Devant cette tâche, Wilfried Wendling opte pour une proposition forte, en réponse à la radicalité de l’œuvre de Müller.
D’une part, le metteur en scène s’écarte volontairement de la question du dialogue chez Müller, pour s’emparer de trois textes-récits et bien connus de quiconque s’intéresse de près à l’auteur: Paysage sous surveillance, Libération de Prométhée, et Nocturne.
Avec ces trois textes, Wendling décide de scinder son spectacle en trois parties bien distinctes, comme pour répondre, par une fragmentation du spectacle, au côté fragmentaire de l’écriture de Müller. Pourtant, c’est bien une œuvre totale que nous a livrée Müller, au sein de laquelle tous ses textes, d’une manière ou d’une autre, se répondent, étoffant les couches, les relectures de l’Histoire et les mythes.
D’autre part, il choisit de réunir sur le plateau le théâtre, le cirque, la musique, la vidéoprojection et la lumière.
La rencontre de la circassienne Cécile Mont-Reynaud, du musicien Kasper T. Toeplitz et du comédien Denis Lavant – comme autant d’entités qui se confrontent de par leur distincte discipline – tend à s’appuyer sur une proposition radicale, mais qui n’aide pas le spectateur à s’accrocher à quoi que ce soit, y compris aux textes de Müller, aussi forts soient-ils.
Où est l’humour?
Et la question que l’on est en droit de se poser est la suivante: essaie-t-on de me brouiller les idées, afin que je sois aveuglée et perturbée par l’opacité de ce à quoi j’assiste?
Le cri du comédien, la suspension de l’acrobate, la précision du son et de la lumière – aussi bien maîtrisés soient-ils – ne me restituent pas la détresse et la jouissance éprouvées par la lecture des textes choisis ici.

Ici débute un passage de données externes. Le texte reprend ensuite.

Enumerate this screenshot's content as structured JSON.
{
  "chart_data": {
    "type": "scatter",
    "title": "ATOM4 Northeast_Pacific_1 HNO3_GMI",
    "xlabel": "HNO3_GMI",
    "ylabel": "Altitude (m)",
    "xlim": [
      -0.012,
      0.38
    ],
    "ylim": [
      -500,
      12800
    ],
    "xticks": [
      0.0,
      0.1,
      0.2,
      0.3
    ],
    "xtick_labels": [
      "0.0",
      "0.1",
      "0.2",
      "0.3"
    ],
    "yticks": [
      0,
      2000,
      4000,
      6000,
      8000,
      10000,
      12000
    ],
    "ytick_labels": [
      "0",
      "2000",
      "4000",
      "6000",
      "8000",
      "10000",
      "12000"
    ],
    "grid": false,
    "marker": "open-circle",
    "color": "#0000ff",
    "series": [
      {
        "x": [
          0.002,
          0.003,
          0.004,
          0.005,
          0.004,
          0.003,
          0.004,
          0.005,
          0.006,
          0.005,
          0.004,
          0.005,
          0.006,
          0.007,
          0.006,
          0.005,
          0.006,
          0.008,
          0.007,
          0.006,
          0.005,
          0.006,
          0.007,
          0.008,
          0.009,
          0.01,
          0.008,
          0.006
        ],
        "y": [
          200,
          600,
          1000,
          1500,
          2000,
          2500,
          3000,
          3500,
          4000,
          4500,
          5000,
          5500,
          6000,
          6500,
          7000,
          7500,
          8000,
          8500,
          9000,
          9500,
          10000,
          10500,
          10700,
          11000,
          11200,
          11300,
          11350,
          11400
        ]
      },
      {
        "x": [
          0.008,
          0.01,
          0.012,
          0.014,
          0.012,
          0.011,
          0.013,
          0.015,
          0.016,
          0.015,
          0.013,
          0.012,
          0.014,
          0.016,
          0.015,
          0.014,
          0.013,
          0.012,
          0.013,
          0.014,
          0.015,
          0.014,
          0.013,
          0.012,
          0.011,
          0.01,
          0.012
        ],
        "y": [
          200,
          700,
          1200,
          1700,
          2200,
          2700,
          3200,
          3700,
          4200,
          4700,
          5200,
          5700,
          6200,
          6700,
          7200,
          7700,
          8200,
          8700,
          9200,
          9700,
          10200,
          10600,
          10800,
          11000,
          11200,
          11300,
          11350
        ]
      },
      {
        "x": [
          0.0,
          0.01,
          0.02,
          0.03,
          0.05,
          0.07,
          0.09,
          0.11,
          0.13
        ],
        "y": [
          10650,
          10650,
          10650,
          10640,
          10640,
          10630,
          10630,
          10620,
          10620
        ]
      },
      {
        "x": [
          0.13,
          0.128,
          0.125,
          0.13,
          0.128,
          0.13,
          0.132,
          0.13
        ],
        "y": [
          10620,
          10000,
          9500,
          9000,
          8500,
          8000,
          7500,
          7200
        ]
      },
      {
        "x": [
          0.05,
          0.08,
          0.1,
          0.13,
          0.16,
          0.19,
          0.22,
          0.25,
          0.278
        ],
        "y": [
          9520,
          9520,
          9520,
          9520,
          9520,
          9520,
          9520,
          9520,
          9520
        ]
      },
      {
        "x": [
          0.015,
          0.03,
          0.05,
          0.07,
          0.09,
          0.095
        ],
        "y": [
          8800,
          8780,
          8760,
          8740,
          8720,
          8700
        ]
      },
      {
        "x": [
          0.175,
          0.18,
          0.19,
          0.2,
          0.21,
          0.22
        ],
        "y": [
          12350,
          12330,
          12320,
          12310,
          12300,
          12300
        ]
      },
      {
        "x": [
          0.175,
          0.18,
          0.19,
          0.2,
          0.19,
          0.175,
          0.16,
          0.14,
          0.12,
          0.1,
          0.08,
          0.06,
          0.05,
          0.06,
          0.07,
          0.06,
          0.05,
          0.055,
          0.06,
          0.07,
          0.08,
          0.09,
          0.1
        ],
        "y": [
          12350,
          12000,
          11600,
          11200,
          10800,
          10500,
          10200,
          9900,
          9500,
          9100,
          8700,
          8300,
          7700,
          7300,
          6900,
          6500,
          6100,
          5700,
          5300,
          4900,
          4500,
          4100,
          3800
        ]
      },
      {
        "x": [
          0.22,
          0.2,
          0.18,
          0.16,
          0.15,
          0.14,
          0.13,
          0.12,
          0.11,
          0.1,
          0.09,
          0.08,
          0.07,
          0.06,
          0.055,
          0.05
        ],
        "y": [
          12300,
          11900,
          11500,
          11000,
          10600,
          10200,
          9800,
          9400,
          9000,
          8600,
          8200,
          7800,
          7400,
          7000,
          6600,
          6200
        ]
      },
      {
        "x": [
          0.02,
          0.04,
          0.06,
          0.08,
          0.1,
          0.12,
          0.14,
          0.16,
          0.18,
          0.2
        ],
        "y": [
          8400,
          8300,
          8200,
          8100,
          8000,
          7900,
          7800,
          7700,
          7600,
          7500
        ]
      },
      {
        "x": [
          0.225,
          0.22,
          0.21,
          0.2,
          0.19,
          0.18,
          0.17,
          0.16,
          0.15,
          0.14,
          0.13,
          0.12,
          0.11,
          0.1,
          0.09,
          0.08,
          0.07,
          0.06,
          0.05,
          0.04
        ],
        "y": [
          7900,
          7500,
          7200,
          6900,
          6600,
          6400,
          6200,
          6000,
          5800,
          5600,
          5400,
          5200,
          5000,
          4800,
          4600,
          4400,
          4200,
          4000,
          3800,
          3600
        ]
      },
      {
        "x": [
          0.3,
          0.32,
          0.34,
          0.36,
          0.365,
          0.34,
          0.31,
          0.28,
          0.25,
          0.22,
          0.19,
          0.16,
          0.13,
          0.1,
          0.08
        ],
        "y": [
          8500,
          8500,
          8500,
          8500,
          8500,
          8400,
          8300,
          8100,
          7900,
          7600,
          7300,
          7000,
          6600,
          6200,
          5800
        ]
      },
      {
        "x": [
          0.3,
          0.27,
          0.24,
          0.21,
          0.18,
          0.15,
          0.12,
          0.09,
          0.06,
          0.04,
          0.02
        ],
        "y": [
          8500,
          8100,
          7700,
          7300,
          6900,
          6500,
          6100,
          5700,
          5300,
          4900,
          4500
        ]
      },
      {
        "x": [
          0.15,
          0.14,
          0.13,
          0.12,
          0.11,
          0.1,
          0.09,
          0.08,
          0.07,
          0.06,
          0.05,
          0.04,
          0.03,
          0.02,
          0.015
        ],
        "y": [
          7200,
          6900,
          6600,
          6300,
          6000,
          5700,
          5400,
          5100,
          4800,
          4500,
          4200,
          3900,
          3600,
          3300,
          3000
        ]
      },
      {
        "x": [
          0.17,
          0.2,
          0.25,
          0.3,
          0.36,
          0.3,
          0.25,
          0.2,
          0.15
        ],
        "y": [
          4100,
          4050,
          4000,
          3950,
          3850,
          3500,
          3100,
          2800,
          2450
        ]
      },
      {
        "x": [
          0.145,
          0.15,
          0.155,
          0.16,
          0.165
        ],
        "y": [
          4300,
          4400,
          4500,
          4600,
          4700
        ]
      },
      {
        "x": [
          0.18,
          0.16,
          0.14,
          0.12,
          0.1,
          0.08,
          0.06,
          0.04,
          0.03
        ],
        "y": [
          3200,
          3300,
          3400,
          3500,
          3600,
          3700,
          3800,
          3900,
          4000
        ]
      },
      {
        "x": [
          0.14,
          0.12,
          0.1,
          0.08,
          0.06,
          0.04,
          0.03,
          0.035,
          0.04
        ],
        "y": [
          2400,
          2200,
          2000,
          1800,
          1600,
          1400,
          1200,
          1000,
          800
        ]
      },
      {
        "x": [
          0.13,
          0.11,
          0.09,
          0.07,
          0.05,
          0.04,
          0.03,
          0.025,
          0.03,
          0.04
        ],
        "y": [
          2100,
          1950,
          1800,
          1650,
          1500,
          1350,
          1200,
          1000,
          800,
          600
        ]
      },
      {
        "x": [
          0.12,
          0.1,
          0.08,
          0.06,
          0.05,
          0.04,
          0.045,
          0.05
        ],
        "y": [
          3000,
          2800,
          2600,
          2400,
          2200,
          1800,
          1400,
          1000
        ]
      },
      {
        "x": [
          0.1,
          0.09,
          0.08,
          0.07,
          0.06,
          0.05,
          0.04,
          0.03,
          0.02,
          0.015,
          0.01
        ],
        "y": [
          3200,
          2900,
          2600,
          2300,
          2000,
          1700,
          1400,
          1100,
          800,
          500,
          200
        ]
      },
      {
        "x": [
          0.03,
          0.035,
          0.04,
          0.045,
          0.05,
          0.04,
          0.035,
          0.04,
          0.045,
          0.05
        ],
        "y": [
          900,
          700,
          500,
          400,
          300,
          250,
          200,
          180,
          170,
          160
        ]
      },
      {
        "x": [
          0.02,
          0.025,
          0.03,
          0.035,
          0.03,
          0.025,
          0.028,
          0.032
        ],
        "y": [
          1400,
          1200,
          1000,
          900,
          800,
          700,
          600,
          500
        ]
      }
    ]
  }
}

On comprend bien que Wendling tente de nous faire vivre une expérience pure de théâtre, Müller ne disait-il pas lui même qu’il fallait arrêter de « croire qu’il y a des choses à comprendre au théâtre. Mais la tête n’a pas sa place au théâtre, car alors on ne fait pas d’expérience”[1]?
Mais si le lecteur de Müller ne cherche pas à comprendre, c’est qu’il n’en a pas besoin, car un sentiment fort le rattrape sans cesse, celui d’être franchement atteint par la drôlerie de Müller, aussi violente soit-elle, et qui rend l’œuvre étonnamment accessible, bien que d’une extrême complexité.
L’écriture de Müller porte en elle une urgence, une tension et une gravité restituées grâce au grincement de la langue. Elle n’est pas seulement sombre, elle est puissante et repose sur un humour aigu.
Et c’est bien l’humour müllerien dont ce spectacle manque cruellement.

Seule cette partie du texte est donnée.